Over the last 15 years, there has been a great deal of interest in developing teacher evaluation systems that used a class of statistical models based on test scores known as "Value-Added Methods" or VAM. Like many in the statistical community I viewed claims of the capabilities of these models with skepticism, but VAM had so much momentum at that point that it was unstoppable. However, as more experience was accumulated, the shortcomings became apparent.

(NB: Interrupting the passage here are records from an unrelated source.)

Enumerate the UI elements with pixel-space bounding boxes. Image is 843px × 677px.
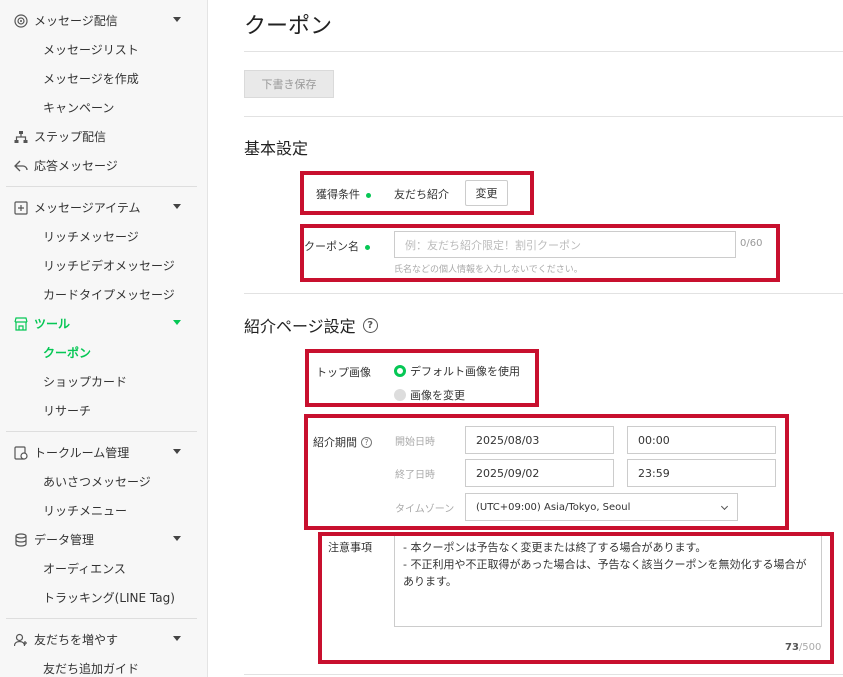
section-heading-text: 基本設定 (244, 139, 309, 158)
sidebar-item-campaign[interactable]: キャンペーン (6, 93, 197, 122)
divider (244, 674, 843, 675)
main-content: クーポン 下書き保存 基本設定 獲得条件 友だち紹介 変更 クーポン名 例：友だ… (208, 0, 843, 677)
sidebar-item-label: ステップ配信 (34, 130, 107, 144)
highlight-box (318, 532, 834, 664)
page-title: クーポン (244, 14, 333, 39)
sidebar-item-greeting-message[interactable]: あいさつメッセージ (6, 467, 197, 496)
sidebar-section-message-items: メッセージアイテム リッチメッセージ リッチビデオメッセージ カードタイプメッセ… (6, 187, 197, 432)
sidebar-item-audience[interactable]: オーディエンス (6, 554, 197, 583)
plus-square-icon (14, 200, 28, 215)
sidebar-item-label: メッセージアイテム (34, 201, 141, 215)
sidebar-section-grow-friends: 友だちを増やす 友だち追加ガイド (6, 619, 197, 677)
section-heading-basic: 基本設定 (244, 135, 308, 159)
sidebar-item-label: ツール (34, 317, 71, 331)
divider (244, 116, 843, 117)
highlight-box (300, 171, 534, 215)
broadcast-icon (14, 13, 28, 28)
sidebar-item-rich-menu[interactable]: リッチメニュー (6, 496, 197, 525)
sidebar-item-shop-card[interactable]: ショップカード (6, 367, 197, 396)
divider (244, 51, 843, 52)
sidebar-item-label: 友だちを増やす (34, 633, 119, 647)
highlight-box (305, 349, 539, 407)
database-icon (14, 532, 28, 547)
add-user-icon (14, 633, 28, 647)
sidebar-section-talkroom: トークルーム管理 あいさつメッセージ リッチメニュー データ管理 オーディエンス… (6, 432, 197, 619)
sidebar-item-tracking[interactable]: トラッキング(LINE Tag) (6, 583, 197, 612)
chevron-down-icon (173, 536, 181, 541)
help-icon[interactable]: ? (362, 317, 378, 333)
section-heading-intro: 紹介ページ設定 ? (244, 313, 378, 337)
sidebar-item-label: トークルーム管理 (34, 446, 130, 460)
sidebar-item-grow-friends[interactable]: 友だちを増やす (6, 625, 197, 654)
chevron-down-icon (173, 636, 181, 641)
sidebar-item-card-type-message[interactable]: カードタイプメッセージ (6, 280, 197, 309)
sidebar-item-create-message[interactable]: メッセージを作成 (6, 64, 197, 93)
sidebar-item-friend-add-guide[interactable]: 友だち追加ガイド (6, 654, 197, 677)
sidebar-item-message-delivery[interactable]: メッセージ配信 (6, 6, 197, 35)
sidebar-item-coupon[interactable]: クーポン (6, 338, 197, 367)
sidebar-item-talkroom[interactable]: トークルーム管理 (6, 438, 197, 467)
sidebar-item-step-delivery[interactable]: ステップ配信 (6, 122, 197, 151)
sidebar-item-data-management[interactable]: データ管理 (6, 525, 197, 554)
sidebar-item-label: メッセージ配信 (34, 14, 118, 28)
chevron-down-icon (173, 17, 181, 22)
sidebar-item-rich-video-message[interactable]: リッチビデオメッセージ (6, 251, 197, 280)
section-heading-text: 紹介ページ設定 (244, 317, 356, 336)
chevron-down-icon (173, 320, 181, 325)
sidebar-item-label: 応答メッセージ (34, 159, 118, 173)
sidebar: メッセージ配信 メッセージリスト メッセージを作成 キャンペーン ステップ配信 … (0, 0, 208, 677)
highlight-box (300, 224, 780, 282)
hierarchy-icon (14, 130, 28, 144)
sidebar-item-tools[interactable]: ツール (6, 309, 197, 338)
sidebar-section-message-delivery: メッセージ配信 メッセージリスト メッセージを作成 キャンペーン ステップ配信 … (6, 0, 197, 187)
sidebar-item-message-list[interactable]: メッセージリスト (6, 35, 197, 64)
sidebar-item-label: データ管理 (34, 533, 95, 547)
chevron-down-icon (173, 449, 181, 454)
shop-icon (14, 316, 28, 331)
chevron-down-icon (173, 204, 181, 209)
save-draft-button[interactable]: 下書き保存 (244, 70, 334, 98)
chat-settings-icon (14, 445, 28, 460)
divider (244, 293, 843, 294)
sidebar-item-rich-message[interactable]: リッチメッセージ (6, 222, 197, 251)
reply-icon (14, 159, 28, 173)
highlight-box (304, 414, 789, 530)
sidebar-item-auto-reply[interactable]: 応答メッセージ (6, 151, 197, 180)
sidebar-item-message-items[interactable]: メッセージアイテム (6, 193, 197, 222)
sidebar-item-research[interactable]: リサーチ (6, 396, 197, 425)
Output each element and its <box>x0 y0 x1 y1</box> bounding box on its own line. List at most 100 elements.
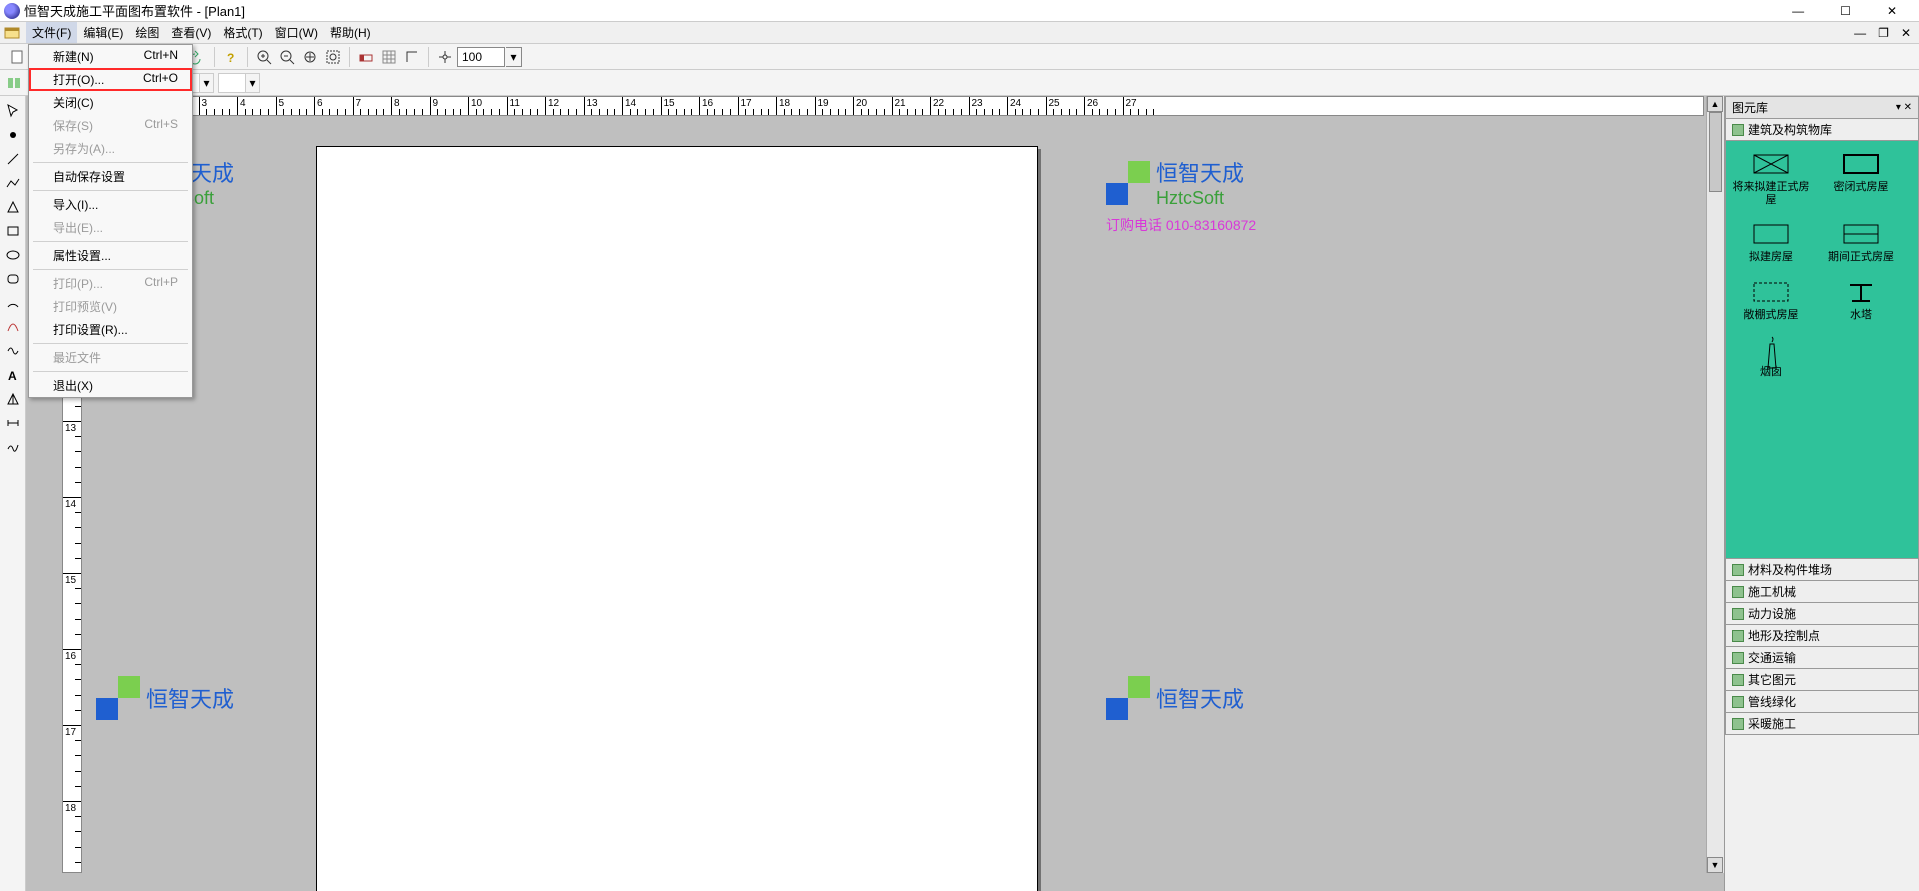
zoom-dropdown-button[interactable]: ▾ <box>506 47 522 67</box>
minimize-button[interactable]: — <box>1784 4 1812 18</box>
palette-item[interactable]: 敞棚式房屋 <box>1730 279 1812 322</box>
palette-icon <box>1750 336 1792 362</box>
category-header[interactable]: 材料及构件堆场 <box>1725 559 1919 581</box>
menu-item-export[interactable]: 导出(E)... <box>29 216 192 239</box>
help-button[interactable]: ? <box>220 46 242 68</box>
scroll-down-button[interactable]: ▼ <box>1707 857 1723 873</box>
palette-item[interactable]: 将来拟建正式房屋 <box>1730 151 1812 207</box>
menu-item-preview[interactable]: 打印预览(V) <box>29 295 192 318</box>
roundrect-tool[interactable] <box>2 268 24 290</box>
toolbar-separator <box>428 47 429 67</box>
zoom-fit-button[interactable] <box>299 46 321 68</box>
maximize-button[interactable]: ☐ <box>1832 4 1859 18</box>
arc-tool[interactable] <box>2 292 24 314</box>
pan-button[interactable] <box>434 46 456 68</box>
menu-item-new[interactable]: 新建(N)Ctrl+N <box>29 45 192 68</box>
text-tool[interactable]: A <box>2 364 24 386</box>
rect-tool[interactable] <box>2 220 24 242</box>
zoom-input[interactable] <box>457 47 505 67</box>
ellipse-tool[interactable] <box>2 244 24 266</box>
menu-edit[interactable]: 编辑(E) <box>77 22 129 43</box>
palette-icon <box>1750 279 1792 305</box>
palette-item[interactable]: 烟囱 <box>1730 336 1812 379</box>
palette-body: 将来拟建正式房屋密闭式房屋拟建房屋期间正式房屋敞棚式房屋水塔烟囱 <box>1725 141 1919 559</box>
point-tool[interactable] <box>2 124 24 146</box>
format-toolbar: ▾ ▾ ▾ ▾ ▾ <box>0 70 1919 96</box>
zoom-in-button[interactable] <box>253 46 275 68</box>
fill-color-slot[interactable] <box>218 73 246 93</box>
ortho-button[interactable] <box>401 46 423 68</box>
scroll-up-button[interactable]: ▲ <box>1707 96 1723 112</box>
menu-view[interactable]: 查看(V) <box>165 22 217 43</box>
category-header[interactable]: 施工机械 <box>1725 581 1919 603</box>
measure-tool[interactable] <box>2 412 24 434</box>
drawing-page[interactable] <box>316 146 1038 891</box>
menu-item-import[interactable]: 导入(I)... <box>29 193 192 216</box>
menu-item-props[interactable]: 属性设置... <box>29 244 192 267</box>
window-title: 恒智天成施工平面图布置软件 - [Plan1] <box>24 1 1784 20</box>
polyline-tool[interactable] <box>2 172 24 194</box>
snap-button[interactable] <box>355 46 377 68</box>
scroll-thumb[interactable] <box>1709 112 1722 192</box>
new-button[interactable] <box>6 46 28 68</box>
menu-item-autosave[interactable]: 自动保存设置 <box>29 165 192 188</box>
menu-separator <box>33 190 188 191</box>
fill-style-dropdown[interactable]: ▾ <box>200 73 214 93</box>
menu-item-saveas[interactable]: 另存为(A)... <box>29 137 192 160</box>
line-tool[interactable] <box>2 148 24 170</box>
menu-item-recent[interactable]: 最近文件 <box>29 346 192 369</box>
palette-item[interactable]: 拟建房屋 <box>1730 221 1812 264</box>
menu-help[interactable]: 帮助(H) <box>324 22 377 43</box>
panel-dropdown-icon[interactable]: ▾ ✕ <box>1896 102 1912 113</box>
toolbar-separator <box>349 47 350 67</box>
zoom-area-button[interactable] <box>322 46 344 68</box>
category-label: 管线绿化 <box>1748 693 1796 710</box>
vertical-scrollbar[interactable]: ▲ ▼ <box>1706 96 1724 873</box>
spline-tool[interactable] <box>2 340 24 362</box>
category-header-open[interactable]: 建筑及构筑物库 <box>1725 119 1919 141</box>
category-header[interactable]: 地形及控制点 <box>1725 625 1919 647</box>
palette-label: 将来拟建正式房屋 <box>1730 181 1812 207</box>
menu-separator <box>33 241 188 242</box>
mdi-restore-button[interactable]: ❐ <box>1874 26 1893 40</box>
category-icon <box>1732 696 1744 708</box>
align-button[interactable] <box>6 75 22 91</box>
category-header[interactable]: 其它图元 <box>1725 669 1919 691</box>
brand-cn: 恒智天成 <box>1156 682 1244 714</box>
mdi-sys-icon <box>4 25 20 41</box>
panel-title-label: 图元库 <box>1732 99 1768 116</box>
category-header[interactable]: 采暖施工 <box>1725 713 1919 735</box>
select-tool[interactable] <box>2 100 24 122</box>
grid-button[interactable] <box>378 46 400 68</box>
menu-separator <box>33 343 188 344</box>
logo-icon <box>1106 161 1150 205</box>
palette-item[interactable]: 密闭式房屋 <box>1820 151 1902 207</box>
panel-title[interactable]: 图元库 ▾ ✕ <box>1725 96 1919 119</box>
menu-item-save[interactable]: 保存(S)Ctrl+S <box>29 114 192 137</box>
menu-format[interactable]: 格式(T) <box>217 22 268 43</box>
freehand-tool[interactable] <box>2 436 24 458</box>
menu-item-close[interactable]: 关闭(C) <box>29 91 192 114</box>
curve-tool[interactable] <box>2 316 24 338</box>
menu-item-printset[interactable]: 打印设置(R)... <box>29 318 192 341</box>
dimension-tool[interactable] <box>2 388 24 410</box>
menu-file[interactable]: 文件(F) <box>26 22 77 43</box>
menu-item-print[interactable]: 打印(P)...Ctrl+P <box>29 272 192 295</box>
fill-color-dropdown[interactable]: ▾ <box>246 73 260 93</box>
menu-item-exit[interactable]: 退出(X) <box>29 374 192 397</box>
mdi-minimize-button[interactable]: — <box>1850 26 1870 40</box>
category-header[interactable]: 交通运输 <box>1725 647 1919 669</box>
logo-icon <box>1106 676 1150 720</box>
polygon-tool[interactable] <box>2 196 24 218</box>
category-header[interactable]: 管线绿化 <box>1725 691 1919 713</box>
menu-item-open[interactable]: 打开(O)...Ctrl+O <box>29 68 192 91</box>
menu-window[interactable]: 窗口(W) <box>269 22 324 43</box>
category-header[interactable]: 动力设施 <box>1725 603 1919 625</box>
palette-item[interactable]: 水塔 <box>1820 279 1902 322</box>
palette-item[interactable]: 期间正式房屋 <box>1820 221 1902 264</box>
close-button[interactable]: ✕ <box>1879 4 1905 18</box>
mdi-close-button[interactable]: ✕ <box>1897 26 1915 40</box>
palette-icon <box>1840 279 1882 305</box>
zoom-out-button[interactable] <box>276 46 298 68</box>
menu-draw[interactable]: 绘图 <box>129 22 165 43</box>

In 2014, the Americal Statistical Association issued a cautionary statement on VAM.
While not a VAM measure, the Student Growth Percentile (SGP), also known as the Colorado Growth Model (or even the Rhode Island Growth Model), experienced a similar trajectory, going quickly from a pilot program to automation and implementation by more than 20 states as one of the pimary measures of a student's educational progress.
The rapid adoption of SGP was partly a result of the requirements of the "Race to the Top" program, and partly because the developers released the SGP software as a freely available open source package in the R Statistical System.
In the summer of 2015 I did a research project with three students working towards teacher certification to investigate the operational characteristics of the SGP. We developed a mathematically concise definition of the SGP measure as a conditional probability, and used the actual SGP software to model data generated using the Item Response Theory parameters of the Massachusetts Common Assessment System, as well as a Bayesian analysis based on our definition. We found good agreement between our definition and the simulated data, and were able to produce interval estimates for the SGP scores indicating that the SGP is a noisy measure, with a 95% credible interval 80 percentage points wide. These results were presented at the New England Statistics Symposium.
At the 2014 American Statistical Association Joint Meetings, I spoke with Dan McCaffrey of ETS, who has done extensive work on VAM. He told me that every independent researcher who has investigated the precision of the SGP has concluded that, for an individual student score, the 95% confidence interval is 0 to 100.